Re: print all files is soo slow! Why? (stat, ntfs, links)
by tye (Sage) on Jul 27, 2016 at 12:10 UTC

    I suspect that the slowness is largely due to the fact that the Perl code can't resist doing a stat on each file found and Perl's emulation of stat(2) on Windows does extra work to ask for the count of "links" that exist to that file. Unfortunately, ntfs supports hard links in some way such that the number of hard links is not efficiently cached as in a Unix inode and so the code to look up the link count sometimes does things that can take significantly longer than would be taken by only use of FindNextFile. See p5git://win32/win32.c.:

    if (!w32_sloppystat) { /* We must open & close the file once; otherwise file attribut +e changes */ /* might not yet have propagated to "other" hard links of the +same file. */ /* This also gives us an opportunity to determine the number o +f links. */ HANDLE handle = CreateFileA(path, 0, 0, NULL, OPEN_EXISTING, 0 +, NULL); if (handle != INVALID_HANDLE_VALUE) { BY_HANDLE_FILE_INFORMATION bhi; if (GetFileInformationByHandle(handle, &bhi)) nlink = bhi.nNumberOfLinks; CloseHandle(handle); }

    It is my experience that the time taken by that code can be fairly short but sometimes is pronounced (and seems to at least nearly lock up much of Windows and so feels like some kind of interlock that also involves networking calls). Though I have yet to find technical details about what is going on.

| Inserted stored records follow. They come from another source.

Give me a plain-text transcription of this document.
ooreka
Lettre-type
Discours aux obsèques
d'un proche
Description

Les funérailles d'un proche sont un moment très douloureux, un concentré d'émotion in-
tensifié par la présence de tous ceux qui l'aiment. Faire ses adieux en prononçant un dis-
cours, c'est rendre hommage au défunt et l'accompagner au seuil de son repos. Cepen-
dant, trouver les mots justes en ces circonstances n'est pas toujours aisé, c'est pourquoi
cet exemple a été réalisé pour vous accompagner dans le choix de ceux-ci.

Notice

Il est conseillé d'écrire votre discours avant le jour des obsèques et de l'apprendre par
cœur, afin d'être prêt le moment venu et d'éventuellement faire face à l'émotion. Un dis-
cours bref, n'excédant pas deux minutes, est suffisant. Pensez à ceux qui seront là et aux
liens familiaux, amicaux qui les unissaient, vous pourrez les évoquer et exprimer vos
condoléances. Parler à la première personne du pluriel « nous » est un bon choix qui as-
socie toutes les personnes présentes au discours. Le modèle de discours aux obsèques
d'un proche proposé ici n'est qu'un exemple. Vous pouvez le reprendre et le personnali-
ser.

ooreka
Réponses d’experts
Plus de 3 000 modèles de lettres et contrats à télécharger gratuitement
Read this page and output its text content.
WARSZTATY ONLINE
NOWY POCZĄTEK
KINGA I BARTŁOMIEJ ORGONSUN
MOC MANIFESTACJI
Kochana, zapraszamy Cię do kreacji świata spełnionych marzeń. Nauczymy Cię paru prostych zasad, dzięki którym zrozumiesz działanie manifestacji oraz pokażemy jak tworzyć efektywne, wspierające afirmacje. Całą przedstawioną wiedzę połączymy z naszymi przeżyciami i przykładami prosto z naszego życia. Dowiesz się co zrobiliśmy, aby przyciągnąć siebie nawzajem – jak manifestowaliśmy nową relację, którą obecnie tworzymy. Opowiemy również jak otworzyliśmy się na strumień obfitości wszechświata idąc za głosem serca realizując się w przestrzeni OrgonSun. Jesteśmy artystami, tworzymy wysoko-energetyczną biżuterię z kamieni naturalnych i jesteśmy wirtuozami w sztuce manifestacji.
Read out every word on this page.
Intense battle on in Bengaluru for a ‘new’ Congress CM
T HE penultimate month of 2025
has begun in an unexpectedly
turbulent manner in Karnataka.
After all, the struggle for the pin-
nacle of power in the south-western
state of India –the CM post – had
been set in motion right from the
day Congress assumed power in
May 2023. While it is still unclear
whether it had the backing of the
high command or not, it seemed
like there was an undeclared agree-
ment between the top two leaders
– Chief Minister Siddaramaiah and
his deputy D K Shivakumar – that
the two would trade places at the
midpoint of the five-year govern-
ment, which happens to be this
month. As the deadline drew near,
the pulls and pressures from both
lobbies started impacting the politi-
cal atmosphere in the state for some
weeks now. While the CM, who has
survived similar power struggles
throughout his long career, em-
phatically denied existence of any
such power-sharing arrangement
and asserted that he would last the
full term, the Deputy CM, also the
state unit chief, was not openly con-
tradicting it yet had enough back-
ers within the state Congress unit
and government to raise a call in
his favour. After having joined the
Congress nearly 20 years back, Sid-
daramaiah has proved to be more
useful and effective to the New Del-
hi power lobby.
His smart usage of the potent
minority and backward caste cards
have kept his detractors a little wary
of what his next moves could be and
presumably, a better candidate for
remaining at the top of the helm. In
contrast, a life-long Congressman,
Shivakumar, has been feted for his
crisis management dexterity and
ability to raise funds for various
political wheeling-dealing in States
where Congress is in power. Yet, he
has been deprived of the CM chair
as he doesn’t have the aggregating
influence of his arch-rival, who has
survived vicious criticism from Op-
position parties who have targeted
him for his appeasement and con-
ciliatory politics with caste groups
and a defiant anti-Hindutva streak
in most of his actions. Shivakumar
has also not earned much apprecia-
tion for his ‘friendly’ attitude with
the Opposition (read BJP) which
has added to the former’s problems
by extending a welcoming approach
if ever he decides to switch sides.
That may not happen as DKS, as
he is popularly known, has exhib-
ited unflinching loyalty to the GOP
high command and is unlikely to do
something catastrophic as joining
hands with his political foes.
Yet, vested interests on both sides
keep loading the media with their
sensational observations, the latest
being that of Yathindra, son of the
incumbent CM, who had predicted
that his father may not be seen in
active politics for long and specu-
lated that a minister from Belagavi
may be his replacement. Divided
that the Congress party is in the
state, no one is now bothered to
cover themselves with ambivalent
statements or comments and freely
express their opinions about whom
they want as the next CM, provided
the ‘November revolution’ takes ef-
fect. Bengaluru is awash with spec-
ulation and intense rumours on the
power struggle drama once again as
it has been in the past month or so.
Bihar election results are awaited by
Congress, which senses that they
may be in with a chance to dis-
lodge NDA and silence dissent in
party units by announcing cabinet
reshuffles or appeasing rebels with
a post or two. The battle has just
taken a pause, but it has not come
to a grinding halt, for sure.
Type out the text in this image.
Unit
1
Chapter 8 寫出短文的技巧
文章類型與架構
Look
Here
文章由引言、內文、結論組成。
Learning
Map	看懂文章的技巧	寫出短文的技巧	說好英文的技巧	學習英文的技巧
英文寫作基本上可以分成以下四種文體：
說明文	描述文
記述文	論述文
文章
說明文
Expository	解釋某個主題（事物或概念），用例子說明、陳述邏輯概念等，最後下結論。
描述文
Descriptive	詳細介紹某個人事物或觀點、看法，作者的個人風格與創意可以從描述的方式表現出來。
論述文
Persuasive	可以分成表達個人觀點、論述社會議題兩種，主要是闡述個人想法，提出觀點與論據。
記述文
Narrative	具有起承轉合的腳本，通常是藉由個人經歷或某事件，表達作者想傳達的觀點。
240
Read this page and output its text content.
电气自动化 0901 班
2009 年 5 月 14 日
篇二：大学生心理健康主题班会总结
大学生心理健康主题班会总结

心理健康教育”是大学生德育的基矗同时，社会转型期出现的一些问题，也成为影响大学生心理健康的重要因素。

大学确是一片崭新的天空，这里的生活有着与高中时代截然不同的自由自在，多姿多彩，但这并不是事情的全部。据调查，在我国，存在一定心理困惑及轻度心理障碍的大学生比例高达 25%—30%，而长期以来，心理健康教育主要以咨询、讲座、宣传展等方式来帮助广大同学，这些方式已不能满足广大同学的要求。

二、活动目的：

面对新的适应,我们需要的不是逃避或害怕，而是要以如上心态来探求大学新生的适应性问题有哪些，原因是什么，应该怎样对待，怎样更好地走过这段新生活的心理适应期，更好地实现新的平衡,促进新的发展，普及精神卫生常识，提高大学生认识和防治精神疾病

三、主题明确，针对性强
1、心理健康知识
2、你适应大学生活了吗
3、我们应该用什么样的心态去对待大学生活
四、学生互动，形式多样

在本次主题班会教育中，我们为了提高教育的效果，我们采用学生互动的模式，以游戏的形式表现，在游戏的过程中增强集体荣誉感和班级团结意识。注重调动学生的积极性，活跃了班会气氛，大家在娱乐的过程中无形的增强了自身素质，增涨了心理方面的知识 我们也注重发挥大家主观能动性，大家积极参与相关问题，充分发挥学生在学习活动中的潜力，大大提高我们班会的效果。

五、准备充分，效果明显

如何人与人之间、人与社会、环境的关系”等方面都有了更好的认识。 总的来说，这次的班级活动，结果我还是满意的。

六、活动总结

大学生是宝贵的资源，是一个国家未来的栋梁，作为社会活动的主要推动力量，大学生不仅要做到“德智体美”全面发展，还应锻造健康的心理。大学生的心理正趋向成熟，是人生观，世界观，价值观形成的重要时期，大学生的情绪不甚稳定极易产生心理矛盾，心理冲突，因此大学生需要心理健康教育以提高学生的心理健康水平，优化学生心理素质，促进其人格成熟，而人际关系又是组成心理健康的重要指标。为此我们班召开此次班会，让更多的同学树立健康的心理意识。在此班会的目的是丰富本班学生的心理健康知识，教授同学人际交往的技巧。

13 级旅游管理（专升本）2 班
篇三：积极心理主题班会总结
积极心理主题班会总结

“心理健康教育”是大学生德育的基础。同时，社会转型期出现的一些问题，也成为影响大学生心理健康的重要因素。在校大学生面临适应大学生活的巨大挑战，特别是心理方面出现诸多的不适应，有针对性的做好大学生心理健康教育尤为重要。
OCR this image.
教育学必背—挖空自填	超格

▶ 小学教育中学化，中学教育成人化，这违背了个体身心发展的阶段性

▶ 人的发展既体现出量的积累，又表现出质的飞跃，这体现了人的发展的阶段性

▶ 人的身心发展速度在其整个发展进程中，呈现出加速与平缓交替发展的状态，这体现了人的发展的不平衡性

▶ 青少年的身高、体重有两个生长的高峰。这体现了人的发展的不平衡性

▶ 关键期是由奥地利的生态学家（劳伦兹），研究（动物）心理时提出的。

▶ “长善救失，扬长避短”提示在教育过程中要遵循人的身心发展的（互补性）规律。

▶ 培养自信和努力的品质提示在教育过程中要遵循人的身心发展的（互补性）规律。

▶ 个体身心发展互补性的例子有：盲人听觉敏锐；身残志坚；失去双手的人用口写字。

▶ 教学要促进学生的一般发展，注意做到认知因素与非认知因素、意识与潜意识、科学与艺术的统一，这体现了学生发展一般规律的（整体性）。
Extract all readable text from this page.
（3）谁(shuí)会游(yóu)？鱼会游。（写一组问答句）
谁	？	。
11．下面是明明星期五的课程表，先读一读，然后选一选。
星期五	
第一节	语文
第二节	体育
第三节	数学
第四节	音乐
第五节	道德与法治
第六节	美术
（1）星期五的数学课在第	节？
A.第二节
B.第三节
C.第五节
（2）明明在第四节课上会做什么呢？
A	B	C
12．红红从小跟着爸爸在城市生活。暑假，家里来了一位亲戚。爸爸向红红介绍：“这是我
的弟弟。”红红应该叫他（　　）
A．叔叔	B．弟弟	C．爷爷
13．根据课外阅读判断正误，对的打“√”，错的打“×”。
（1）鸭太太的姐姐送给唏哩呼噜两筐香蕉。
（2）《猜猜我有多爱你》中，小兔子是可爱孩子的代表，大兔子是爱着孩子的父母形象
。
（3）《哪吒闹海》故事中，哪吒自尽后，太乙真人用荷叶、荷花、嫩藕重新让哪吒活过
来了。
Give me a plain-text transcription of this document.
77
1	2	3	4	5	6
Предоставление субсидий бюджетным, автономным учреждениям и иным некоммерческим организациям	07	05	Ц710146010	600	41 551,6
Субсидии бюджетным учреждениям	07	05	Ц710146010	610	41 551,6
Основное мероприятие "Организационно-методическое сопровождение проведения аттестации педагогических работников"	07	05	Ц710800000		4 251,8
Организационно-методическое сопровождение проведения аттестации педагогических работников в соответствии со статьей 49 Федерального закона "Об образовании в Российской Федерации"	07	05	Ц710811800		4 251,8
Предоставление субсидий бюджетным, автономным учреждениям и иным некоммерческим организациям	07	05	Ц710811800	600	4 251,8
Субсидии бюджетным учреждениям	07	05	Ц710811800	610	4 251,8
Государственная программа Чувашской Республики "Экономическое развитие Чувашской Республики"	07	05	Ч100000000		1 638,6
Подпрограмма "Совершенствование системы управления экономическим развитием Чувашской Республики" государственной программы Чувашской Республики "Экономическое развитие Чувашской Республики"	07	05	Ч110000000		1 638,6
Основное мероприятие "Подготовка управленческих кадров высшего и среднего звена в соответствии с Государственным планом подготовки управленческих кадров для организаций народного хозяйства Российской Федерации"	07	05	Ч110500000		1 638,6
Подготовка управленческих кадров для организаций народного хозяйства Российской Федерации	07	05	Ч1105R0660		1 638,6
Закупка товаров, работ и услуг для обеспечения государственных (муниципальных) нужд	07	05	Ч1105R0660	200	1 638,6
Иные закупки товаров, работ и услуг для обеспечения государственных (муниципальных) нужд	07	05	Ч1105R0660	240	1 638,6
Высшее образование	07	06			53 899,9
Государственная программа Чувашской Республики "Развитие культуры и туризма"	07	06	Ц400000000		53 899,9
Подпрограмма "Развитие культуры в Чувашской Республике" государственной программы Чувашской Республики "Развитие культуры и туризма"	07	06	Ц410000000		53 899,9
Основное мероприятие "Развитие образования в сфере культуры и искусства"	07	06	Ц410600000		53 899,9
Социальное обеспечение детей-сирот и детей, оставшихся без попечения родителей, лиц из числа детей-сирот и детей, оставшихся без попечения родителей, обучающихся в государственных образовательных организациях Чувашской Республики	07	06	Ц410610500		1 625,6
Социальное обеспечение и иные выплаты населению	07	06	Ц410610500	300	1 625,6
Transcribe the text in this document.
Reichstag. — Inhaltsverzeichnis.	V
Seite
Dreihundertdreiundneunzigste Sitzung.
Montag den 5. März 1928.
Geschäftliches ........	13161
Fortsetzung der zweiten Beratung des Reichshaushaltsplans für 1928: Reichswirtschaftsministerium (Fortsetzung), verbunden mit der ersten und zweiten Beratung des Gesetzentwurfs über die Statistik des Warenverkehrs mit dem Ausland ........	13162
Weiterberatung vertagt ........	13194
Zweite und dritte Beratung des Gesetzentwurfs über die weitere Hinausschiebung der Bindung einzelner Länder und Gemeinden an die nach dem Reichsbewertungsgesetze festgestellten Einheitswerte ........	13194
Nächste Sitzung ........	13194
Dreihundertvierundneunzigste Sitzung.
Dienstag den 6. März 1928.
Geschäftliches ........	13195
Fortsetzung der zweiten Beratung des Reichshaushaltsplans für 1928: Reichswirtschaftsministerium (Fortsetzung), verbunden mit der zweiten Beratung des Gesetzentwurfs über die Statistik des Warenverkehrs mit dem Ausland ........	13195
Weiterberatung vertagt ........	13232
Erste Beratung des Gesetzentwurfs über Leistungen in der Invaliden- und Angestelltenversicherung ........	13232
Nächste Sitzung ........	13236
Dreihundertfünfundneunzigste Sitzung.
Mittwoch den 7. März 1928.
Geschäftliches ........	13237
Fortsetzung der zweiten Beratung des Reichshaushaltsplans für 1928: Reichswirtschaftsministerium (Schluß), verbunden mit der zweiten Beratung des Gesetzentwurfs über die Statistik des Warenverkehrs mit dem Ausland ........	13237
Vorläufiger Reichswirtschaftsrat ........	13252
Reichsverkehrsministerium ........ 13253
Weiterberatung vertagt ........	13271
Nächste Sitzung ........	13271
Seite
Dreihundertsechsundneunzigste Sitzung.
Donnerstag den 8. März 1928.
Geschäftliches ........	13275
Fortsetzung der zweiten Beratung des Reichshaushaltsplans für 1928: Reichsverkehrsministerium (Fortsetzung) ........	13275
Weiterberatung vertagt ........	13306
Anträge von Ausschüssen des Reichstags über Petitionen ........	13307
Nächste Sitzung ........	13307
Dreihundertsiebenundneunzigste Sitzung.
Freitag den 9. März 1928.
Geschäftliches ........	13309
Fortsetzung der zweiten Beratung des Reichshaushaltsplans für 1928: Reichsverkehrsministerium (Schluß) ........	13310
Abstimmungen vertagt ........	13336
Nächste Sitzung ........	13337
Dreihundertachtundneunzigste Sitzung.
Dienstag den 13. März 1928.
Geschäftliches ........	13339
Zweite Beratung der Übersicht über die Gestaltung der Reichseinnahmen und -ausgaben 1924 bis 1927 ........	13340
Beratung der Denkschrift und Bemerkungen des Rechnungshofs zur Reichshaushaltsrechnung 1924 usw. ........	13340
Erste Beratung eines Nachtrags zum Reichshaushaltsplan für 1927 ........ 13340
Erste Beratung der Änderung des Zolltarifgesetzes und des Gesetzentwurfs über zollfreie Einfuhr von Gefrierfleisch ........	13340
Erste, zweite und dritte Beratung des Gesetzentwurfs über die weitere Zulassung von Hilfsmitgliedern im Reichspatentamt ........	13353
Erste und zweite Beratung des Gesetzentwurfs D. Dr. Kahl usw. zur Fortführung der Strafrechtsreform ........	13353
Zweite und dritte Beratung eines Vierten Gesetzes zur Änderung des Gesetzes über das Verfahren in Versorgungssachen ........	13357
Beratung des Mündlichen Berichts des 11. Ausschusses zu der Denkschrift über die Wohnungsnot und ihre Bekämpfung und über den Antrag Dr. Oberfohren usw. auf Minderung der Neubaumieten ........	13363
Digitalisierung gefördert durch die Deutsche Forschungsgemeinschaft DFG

    It is too bad that one can't easily arrange for w32_sloppystat to be true for the many cases when one would like stat to be fast at the expense of things that very often won't matter much to Win32 uses of Perl code.

    #ifdef PERL_IS_MINIPERL w32_sloppystat = TRUE; #else w32_sloppystat = FALSE; #endif

    It would quite nice if that unconditional FALSE were instead a lookup of some environment variable, like PERL_WIN32_SLOPPY_STAT. (Update: Or does ${^WIN32_SLOPPY_STAT­} = 1; still work for that?)

    Though, it is possible to get Perl to quickly iterate over file names in Win32 by avoiding readdir and instead calling FindFirstFile and FindNextFile more directly. There is even such code hidden deep in the archives of this very website. I'll probably eventually succeed in finding it at which point I'll post a pointer to such.

    Update: Re: Threads slurping a directory and processing before conclusion looks useful (or at least interesting). It hints that one can get sloppy stat via some special Perl variable. I have not yet looked into whether that is still true. Re: Quickest way to get a list of all folders in a directory says similar things and fills in one more detail. Re^3: Win32api::File and Directories offers some code that might be another good route.